We're pretty hard core about not allowing federal judges to engage in plea negotiations. Or, on the civil side, settlement negotiations, for that matter. We want our judges to be neutral decisionmakers, not participants. Sometimes I find that's too bad, since occasionally there's a case that won't settle but that I know would if the judge were permitted to lean in and set the lawyers (and clients) straight. But that's the way it is, and as a general rule, I understand why.
So when I saw this case, out of San Diego, I was thinking: "You can't do that. Who's the judge that did this?" And saw that it was Judge Burns, who's a smart, and strong-willed, jurist. But in this case, the latter got ahead of the former. Since everyone -- both the diverse panel on the Ninth Circuit (Judges Nelson, Bybee and Milan Smith) and me -- agrees that he did something he shouldn't have done.
It's a routine border case the likes of which we have down here every day. Several years ago, Gonzalez-Melchor gets caught crossing the border and admits that he's come over six or seven times before, so the immigration judge deports him -- denying him (and a ton of other people) voluntary departure because s/he's convinced he's just coming back anyway. Later, he's caught crossing the border again, so now we criminally prosecute him for being a deported alien found in the U.S. (That's why the IJ didn't allow voluntary departure; so that next time, he'd be put in prison rather than put back on a bus to Mexico.)
Gonzalez-Melchor is convicted at a bench trial, and now it's time to sentence him. At which point Judge Burns says that he's inclined to give him two points for acceptance of responsibility, and that if Gonzalez-Melchor agrees to waive his right to appeal to the Ninth Circuit, as well as truly promise to never come back, Judge Burns will knock off a substantial amount of additional time as well, and only sentence him to five years or so. At which point the lawyer quickly communicates with the client and the client accepts this deal.

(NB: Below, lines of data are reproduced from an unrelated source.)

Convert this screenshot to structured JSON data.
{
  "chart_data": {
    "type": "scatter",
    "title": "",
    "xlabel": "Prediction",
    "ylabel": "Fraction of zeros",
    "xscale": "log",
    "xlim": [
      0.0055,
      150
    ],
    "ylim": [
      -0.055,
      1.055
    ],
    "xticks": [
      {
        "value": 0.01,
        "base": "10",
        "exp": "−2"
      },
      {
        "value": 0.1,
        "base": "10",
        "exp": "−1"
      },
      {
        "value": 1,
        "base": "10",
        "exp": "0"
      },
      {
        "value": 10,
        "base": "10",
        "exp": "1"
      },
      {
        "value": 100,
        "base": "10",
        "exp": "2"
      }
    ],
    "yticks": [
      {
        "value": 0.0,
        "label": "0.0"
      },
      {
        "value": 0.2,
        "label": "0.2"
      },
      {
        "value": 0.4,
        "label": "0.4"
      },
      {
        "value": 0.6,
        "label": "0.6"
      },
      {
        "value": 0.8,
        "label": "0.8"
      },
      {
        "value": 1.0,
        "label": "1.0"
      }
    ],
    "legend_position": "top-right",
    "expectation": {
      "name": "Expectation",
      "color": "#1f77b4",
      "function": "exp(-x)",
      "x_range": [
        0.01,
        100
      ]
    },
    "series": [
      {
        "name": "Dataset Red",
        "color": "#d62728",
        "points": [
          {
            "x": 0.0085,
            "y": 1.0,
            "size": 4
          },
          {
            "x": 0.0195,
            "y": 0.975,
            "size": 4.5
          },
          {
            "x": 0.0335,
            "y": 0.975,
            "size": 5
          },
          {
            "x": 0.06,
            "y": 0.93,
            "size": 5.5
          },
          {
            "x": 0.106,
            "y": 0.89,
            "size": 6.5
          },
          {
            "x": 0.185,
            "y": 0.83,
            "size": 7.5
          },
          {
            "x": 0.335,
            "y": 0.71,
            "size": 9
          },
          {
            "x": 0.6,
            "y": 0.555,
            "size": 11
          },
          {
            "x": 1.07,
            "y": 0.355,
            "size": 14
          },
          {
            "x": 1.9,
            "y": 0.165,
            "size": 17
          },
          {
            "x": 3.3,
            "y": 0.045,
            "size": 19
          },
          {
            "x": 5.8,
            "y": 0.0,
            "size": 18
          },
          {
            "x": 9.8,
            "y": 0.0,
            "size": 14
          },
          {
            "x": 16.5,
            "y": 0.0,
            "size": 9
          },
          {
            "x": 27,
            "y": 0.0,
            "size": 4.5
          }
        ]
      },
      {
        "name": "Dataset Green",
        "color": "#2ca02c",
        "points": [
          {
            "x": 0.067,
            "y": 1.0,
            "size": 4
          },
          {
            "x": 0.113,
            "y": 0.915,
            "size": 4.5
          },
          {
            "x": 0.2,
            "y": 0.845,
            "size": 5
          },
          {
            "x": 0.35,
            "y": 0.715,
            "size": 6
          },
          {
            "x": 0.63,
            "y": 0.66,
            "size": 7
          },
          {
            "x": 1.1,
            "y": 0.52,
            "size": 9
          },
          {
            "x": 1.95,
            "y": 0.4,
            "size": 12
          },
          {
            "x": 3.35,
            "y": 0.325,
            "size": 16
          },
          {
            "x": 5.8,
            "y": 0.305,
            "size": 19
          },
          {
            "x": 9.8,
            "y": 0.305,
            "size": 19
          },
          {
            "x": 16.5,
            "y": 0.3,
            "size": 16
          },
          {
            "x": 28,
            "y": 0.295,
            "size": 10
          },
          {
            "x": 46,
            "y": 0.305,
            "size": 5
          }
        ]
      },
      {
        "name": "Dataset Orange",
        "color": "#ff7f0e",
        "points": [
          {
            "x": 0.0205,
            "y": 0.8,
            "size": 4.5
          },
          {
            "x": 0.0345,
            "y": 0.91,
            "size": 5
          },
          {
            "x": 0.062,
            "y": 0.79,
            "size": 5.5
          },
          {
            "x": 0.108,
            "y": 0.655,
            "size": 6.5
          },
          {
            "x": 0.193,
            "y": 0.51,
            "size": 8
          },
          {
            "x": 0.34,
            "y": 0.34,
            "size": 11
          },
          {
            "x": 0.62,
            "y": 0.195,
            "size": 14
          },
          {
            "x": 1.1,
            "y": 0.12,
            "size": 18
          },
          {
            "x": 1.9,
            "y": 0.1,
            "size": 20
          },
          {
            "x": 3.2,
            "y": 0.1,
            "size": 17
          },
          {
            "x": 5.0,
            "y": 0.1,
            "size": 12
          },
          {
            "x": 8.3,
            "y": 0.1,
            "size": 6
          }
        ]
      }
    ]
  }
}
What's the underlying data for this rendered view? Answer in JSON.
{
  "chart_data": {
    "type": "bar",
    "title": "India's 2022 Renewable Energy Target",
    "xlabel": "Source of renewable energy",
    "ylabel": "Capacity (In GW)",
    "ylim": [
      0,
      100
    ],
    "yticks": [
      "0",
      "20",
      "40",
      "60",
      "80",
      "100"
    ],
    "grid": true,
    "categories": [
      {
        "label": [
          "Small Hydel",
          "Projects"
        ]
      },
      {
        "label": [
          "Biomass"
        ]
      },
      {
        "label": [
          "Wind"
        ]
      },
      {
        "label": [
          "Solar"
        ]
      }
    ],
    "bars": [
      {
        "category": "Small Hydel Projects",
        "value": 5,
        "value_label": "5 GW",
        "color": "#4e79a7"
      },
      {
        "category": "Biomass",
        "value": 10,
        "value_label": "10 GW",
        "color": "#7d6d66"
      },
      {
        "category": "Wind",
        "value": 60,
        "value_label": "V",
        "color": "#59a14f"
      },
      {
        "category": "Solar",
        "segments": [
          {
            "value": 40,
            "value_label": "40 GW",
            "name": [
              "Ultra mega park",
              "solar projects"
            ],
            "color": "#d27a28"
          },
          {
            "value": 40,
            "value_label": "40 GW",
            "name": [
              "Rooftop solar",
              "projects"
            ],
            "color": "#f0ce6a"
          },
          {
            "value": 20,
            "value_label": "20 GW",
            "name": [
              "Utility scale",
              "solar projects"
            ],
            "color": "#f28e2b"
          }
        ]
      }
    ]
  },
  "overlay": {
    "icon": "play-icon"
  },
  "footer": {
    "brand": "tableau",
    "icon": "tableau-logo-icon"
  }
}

The problem is that this violates Rule 11. This is basically Judge Burns giving a plea deal to a defendant: waive your right to appeal (and do some other things) and I'll knock some time off your sentence. The government can make such an offer, and then the judge can decide whether or not to accept the resulting deal. But the judge can't cut out the middleman and make an offer like that himself.
So Gonzalez-Melchor's waiver of his right to appeal is invalid. Which makes sense, and I agree is required by Rule 11.
P.S. - Looks to me like there's confusion about dates in Judge Smith's opinion. The opinion says Gonzalez-Melchor was before the IJ "on September 8, 1995," and two paragraphs later the opinion says: "Four years later, on September 9, 2009," he was caught reentering the U.S. Seems like "Four" should be "Fourteen"or, perhaps, "1995" should be "2005".